Network watchdog
A minimalist & multi-region network monitoring tool written in Rust
Getting started
Start by retrieving the latest release of the watchdog-rs
project and create a YAML configuration config.yaml
file as shown below. This configuration file will be used by the monitoring server to manage your configuration accross regions.
regions:
- name: eu-west
interval: 5s # Interval between network checks in a region
threshold: 3 # Amount of region failures tolerated before alert
groups:
- name: default
threshold: 4 # Amount of zone failures tolerted before alert
mediums: telegram # Alert mediums
tests:
- http www.domain.be
Launch the main monitoring server that will be used by network regions to collect metrics. This service should be reachable by all network regions on port 3030
.
# Define a set of environment variables that will be used
# by the server. In a production environment, this would
# be defined in a systemd service.
export TELEGRAM_TOKEN=x
export TELEGRAM_CHAT=x
export WATCHDOG_TOKEN=x
# Launch the main watchdog server on port 3030
watchdog server --config ./config.yaml
In a region, launch a network relay : a service that will retrieve the monitoring configuration from the server and start performing network tests. Each time a test is performed, the results will be pushed to the main monitoring server.
# Define a set of environment variables that will be used
# by the relay. In a production environment, this would
# be defined in a systemd service.
export WATCHDOG_ADDR=http://localhost:3030
export WATCHDOG_TOKEN=x
# Launch a watchdog network region relay
watchdog relay --region eu-west
On your workstation, use the CLI to get details about the monitoring state & ongoing incidents.

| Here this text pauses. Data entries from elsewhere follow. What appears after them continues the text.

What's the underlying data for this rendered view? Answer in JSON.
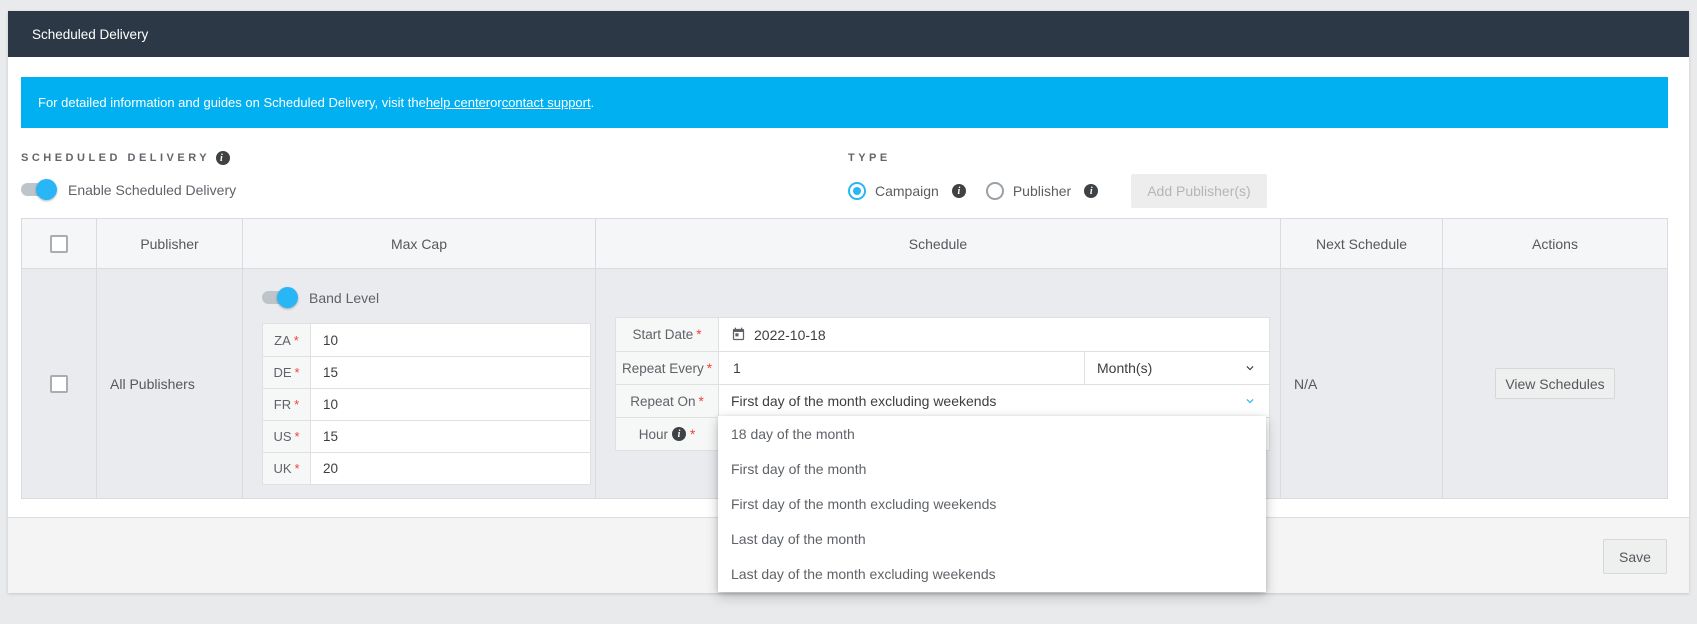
{
  "header": {
    "title": "Scheduled Delivery"
  },
  "banner": {
    "text_before": "For detailed information and guides on Scheduled Delivery, visit the ",
    "help_link": "help center",
    "or_text": " or ",
    "support_link": "contact support",
    "period": "."
  },
  "scheduled_delivery": {
    "heading": "SCHEDULED DELIVERY",
    "enable_label": "Enable Scheduled Delivery",
    "enabled": true
  },
  "type_section": {
    "heading": "TYPE",
    "campaign_label": "Campaign",
    "publisher_label": "Publisher",
    "campaign_selected": true,
    "add_publishers_label": "Add Publisher(s)"
  },
  "table": {
    "columns": {
      "publisher": "Publisher",
      "max_cap": "Max Cap",
      "schedule": "Schedule",
      "next_schedule": "Next Schedule",
      "actions": "Actions"
    },
    "row": {
      "publisher": "All Publishers",
      "band_level_label": "Band Level",
      "band_level_on": true,
      "caps": [
        {
          "code": "ZA",
          "value": "10"
        },
        {
          "code": "DE",
          "value": "15"
        },
        {
          "code": "FR",
          "value": "10"
        },
        {
          "code": "US",
          "value": "15"
        },
        {
          "code": "UK",
          "value": "20"
        }
      ],
      "schedule": {
        "start_date_label": "Start Date",
        "start_date_value": "2022-10-18",
        "repeat_every_label": "Repeat Every",
        "repeat_every_value": "1",
        "repeat_unit": "Month(s)",
        "repeat_on_label": "Repeat On",
        "repeat_on_value": "First day of the month excluding weekends",
        "hour_label": "Hour"
      },
      "next_schedule": "N/A",
      "view_schedules_label": "View Schedules"
    }
  },
  "repeat_on_dropdown": {
    "options": [
      "18 day of the month",
      "First day of the month",
      "First day of the month excluding weekends",
      "Last day of the month",
      "Last day of the month excluding weekends"
    ]
  },
  "footer": {
    "save_label": "Save"
  },
  "misc": {
    "required_mark": "*",
    "info_glyph": "i"
  },
  "colors": {
    "accent_blue": "#29b6f6",
    "banner_blue": "#00b0f0",
    "header_dark": "#2c3845",
    "required_red": "#f44336",
    "row_bg": "#e9ebee"
  }
}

# Put these environment variables in a safe place on your
# workstation (watch out for shell history)
WATCHDOG_ADDR=http://localhost:3030
WATCHDOG_TOKEN=x
# Get the status of all your network regions & zones
watchdog status
Project goals
- All-in-one solution : the project can be used to push metrics from network regions, aggregate all metrics in a server and see the results with a CLI
- Minimal footprint : the major open-source monitoring solutions such as Prometheus and Zabbix offer a wide range of features, but consume a lot of resources (memory, network, ...). This project provides a set of components that are designed for low-resource consumption.

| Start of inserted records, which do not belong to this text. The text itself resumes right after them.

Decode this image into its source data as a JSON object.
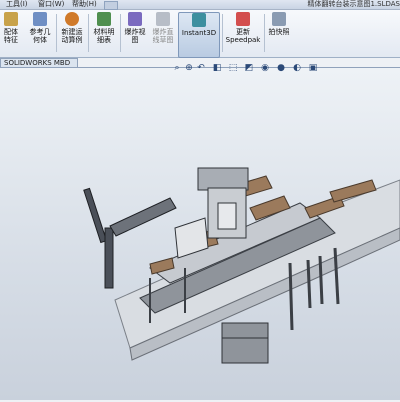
{
  "menu": {
    "tools": "工具(I)",
    "window": "窗口(W)",
    "help": "帮助(H)"
  },
  "document_title": "精体翻转台装示意图1.SLDAS",
  "ribbon": {
    "btn1": "配体\n特征",
    "btn2": "参考几\n何体",
    "btn3": "新建运\n动算例",
    "btn4": "材料明\n细表",
    "btn5": "爆炸视\n图",
    "btn6": "爆炸直\n线草图",
    "btn7": "Instant3D",
    "btn8": "更新\nSpeedpak",
    "btn9": "拍快照"
  },
  "tab_label": "SOLIDWORKS MBD",
  "icons": {
    "heads_up": [
      "zoom-to-fit-icon",
      "zoom-area-icon",
      "previous-view-icon",
      "section-view-icon",
      "view-orientation-icon",
      "display-style-icon",
      "hide-show-icon",
      "appearance-icon",
      "scene-icon",
      "view-settings-icon"
    ]
  },
  "colors": {
    "ribbon_bg": "#e3e9f2",
    "viewport_top": "#eef2f6",
    "viewport_bottom": "#c9d1dc",
    "frame": "#4a4f58",
    "wood": "#9b7a5c",
    "base": "#d9dde2"
  }
}
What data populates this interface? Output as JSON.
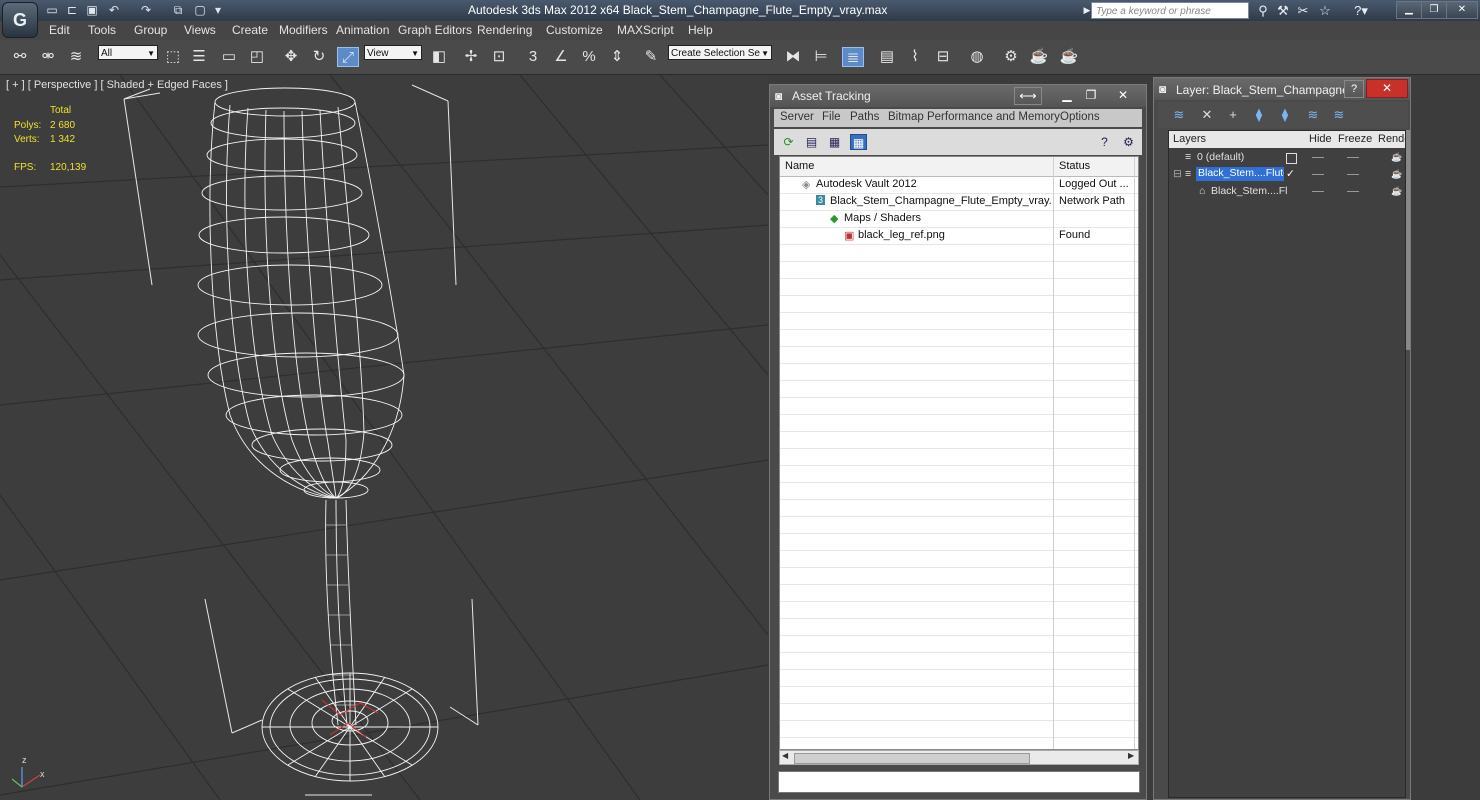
{
  "app": {
    "title": "Autodesk 3ds Max  2012 x64      Black_Stem_Champagne_Flute_Empty_vray.max",
    "search_placeholder": "Type a keyword or phrase",
    "logo_letter": "G"
  },
  "menu": [
    "Edit",
    "Tools",
    "Group",
    "Views",
    "Create",
    "Modifiers",
    "Animation",
    "Graph Editors",
    "Rendering",
    "Customize",
    "MAXScript",
    "Help"
  ],
  "toolbar": {
    "selection_filter": "All",
    "ref_coord": "View",
    "named_selection": "Create Selection Se"
  },
  "viewport": {
    "label": "[ + ] [ Perspective ] [ Shaded + Edged Faces ]",
    "stats": {
      "total_label": "Total",
      "polys_label": "Polys:",
      "polys_value": "2 680",
      "verts_label": "Verts:",
      "verts_value": "1 342",
      "fps_label": "FPS:",
      "fps_value": "120,139"
    },
    "axis_x": "x",
    "axis_z": "z"
  },
  "asset_tracking": {
    "title": "Asset Tracking",
    "menu": [
      "Server",
      "File",
      "Paths",
      "Bitmap Performance and Memory",
      "Options"
    ],
    "columns": {
      "name": "Name",
      "status": "Status"
    },
    "rows": [
      {
        "name": "Autodesk Vault 2012",
        "status": "Logged Out ..."
      },
      {
        "name": "Black_Stem_Champagne_Flute_Empty_vray.m...",
        "status": "Network Path"
      },
      {
        "name": "Maps / Shaders",
        "status": ""
      },
      {
        "name": "black_leg_ref.png",
        "status": "Found"
      }
    ]
  },
  "layer_window": {
    "title": "Layer: Black_Stem_Champagne_F...",
    "columns": {
      "layers": "Layers",
      "hide": "Hide",
      "freeze": "Freeze",
      "render": "Rende"
    },
    "rows": [
      {
        "name": "0 (default)"
      },
      {
        "name": "Black_Stem....Flute"
      },
      {
        "name": "Black_Stem....Flu"
      }
    ]
  },
  "colors": {
    "accent": "#5b8cc8",
    "selection": "#2f6fd6",
    "stats": "#f0e030"
  }
}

- Default "push" approach : to enable multi-region network monitoring, the server defaults to a "push" approach. No need to have a fixed IP address or configure NAT in your router : all data is sent from the regions to the main public server.
- Grafana-ready : while the project provides a CLI to view the status of your regions and track incidents, the project also integrates with Grafana.
- Configuration as code : easily backup your configuration, keep track of changes with Git and share with other teams.
Roadmap
Docs
- Production setup
CLI
- Complete existing CLI commands
- Server management (alerters, external IP, ...)
- Bash autocompletion
Server
- Alerters (SMS, email, webhook, script, ...)
- Bandwidth control for relays
Relay
- Auto-detect config changes
- Add commands (TCP, UDP, ARP, ...)
- Custom command (track UPS failure, ...)
- Add metrics (HTTP latency, ...)
Docs & more
- Real-life scenarios (Raspberry, ...)